Justement, regardons-nous. Toutes nos façades civilisées se délitent au fur et à mesure que l'impersonnel nous envahit. Les cravates se desserrent, nos chaussures sont discrètement déchaussées, les coups d'oeil  baladeurs sur la poitrine de la voisine sont moins timides... notre nature animale reprend doucement le dessus au fur et à mesure que le voyage se déploie. Le sommeil, parfois, nous gagne, et nous offrons dans tout son abandon notre corps désarmé au regard d'autrui. C'est terrifiant.

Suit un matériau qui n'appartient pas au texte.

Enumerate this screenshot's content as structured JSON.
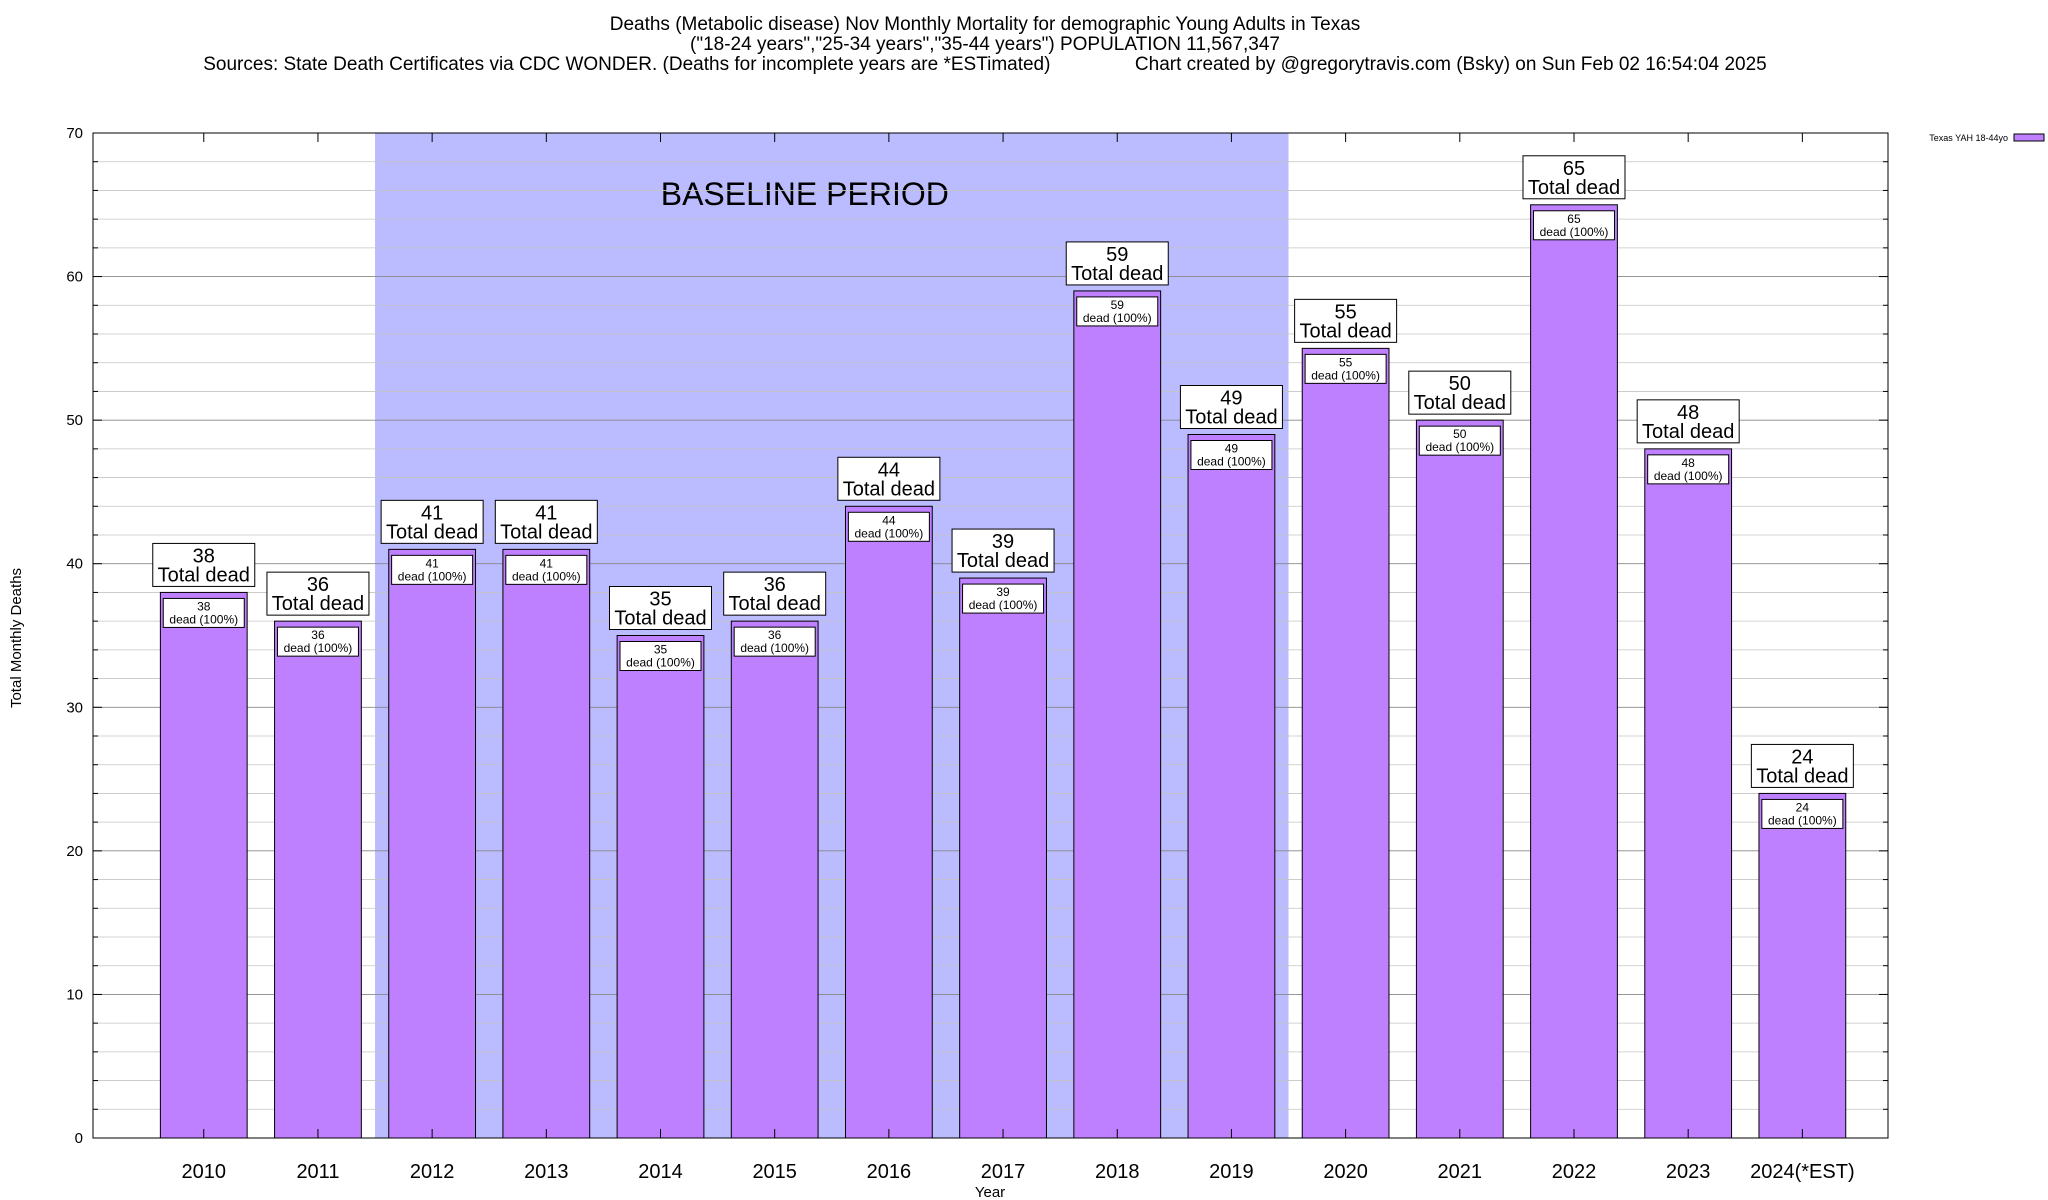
{
  "chart_data": {
    "type": "bar",
    "title_lines": [
      "Deaths (Metabolic disease) Nov Monthly Mortality for demographic Young Adults in Texas",
      "(\"18-24 years\",\"25-34 years\",\"35-44 years\") POPULATION 11,567,347",
      "Sources: State Death Certificates via CDC WONDER. (Deaths for incomplete years are *ESTimated)                Chart created by @gregorytravis.com (Bsky) on Sun Feb 02 16:54:04 2025"
    ],
    "xlabel": "Year",
    "ylabel": "Total Monthly Deaths",
    "ylim": [
      0,
      70
    ],
    "y_ticks": [
      0,
      10,
      20,
      30,
      40,
      50,
      60,
      70
    ],
    "grid": true,
    "legend_position": "top-right",
    "categories": [
      "2010",
      "2011",
      "2012",
      "2013",
      "2014",
      "2015",
      "2016",
      "2017",
      "2018",
      "2019",
      "2020",
      "2021",
      "2022",
      "2023",
      "2024(*EST)"
    ],
    "series": [
      {
        "name": "Texas YAH 18-44yo",
        "color": "#bf80ff",
        "values": [
          38,
          36,
          41,
          41,
          35,
          36,
          44,
          39,
          59,
          49,
          55,
          50,
          65,
          48,
          24
        ]
      }
    ],
    "total_label_suffix": "Total dead",
    "inner_label_suffix": "dead (100%)",
    "baseline_period": {
      "label": "BASELINE PERIOD",
      "start_category": "2012",
      "end_category": "2019",
      "color": "#bbbbff"
    }
  }
}
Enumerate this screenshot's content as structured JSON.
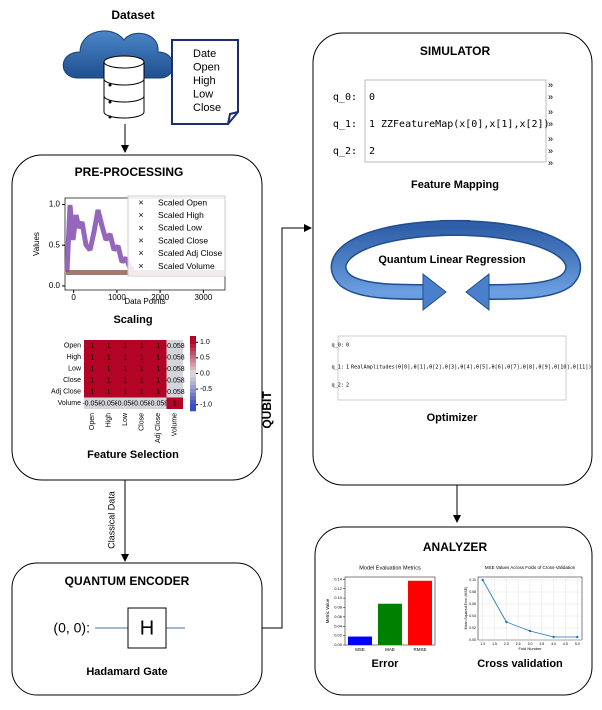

Tandis qu'à l'arrivée, le ressort se bande à nouveau. Nous nous apprêtons à être réinséré dans le circuit de nos vies parallèles. Un tel va prendre la ligne 14 pour rejoindre Bastille, l'amoureux de la jolie brune sera là pour accueillir sa belle sur le quai, la vieille dame de devant appelle son mari pour savoir "si le taxi est bien à l'heure"... Et moi, comme les autres, redeviens humain, civilisé. Je reprends mes affaires, remets mes chaussures, cesse de parler, guette le quai par lequel on va descendre pour aller plus vite, fulminant contre la sale vieille de devant qui n'en finit pas de réunir tous ses sacs. Heureusement que Facebook me console de tout cet anonymat. Mon errance va redevenir polarisée puisque je sais maintenant où aller et vers quel but porteront mes pas. Les personnes qui m'entendront seront à nouveau identifiées, me permettant de bien vite oublier ces inconnus auprès desquels j'ai pu me laisser aller à une confidence malheureuse. Fort heureusement, ils ne pourront pas me nuire, le cas échéant je nierai de leur avoir parlé. Communiquer, oui, mais pas avec n'importe qui.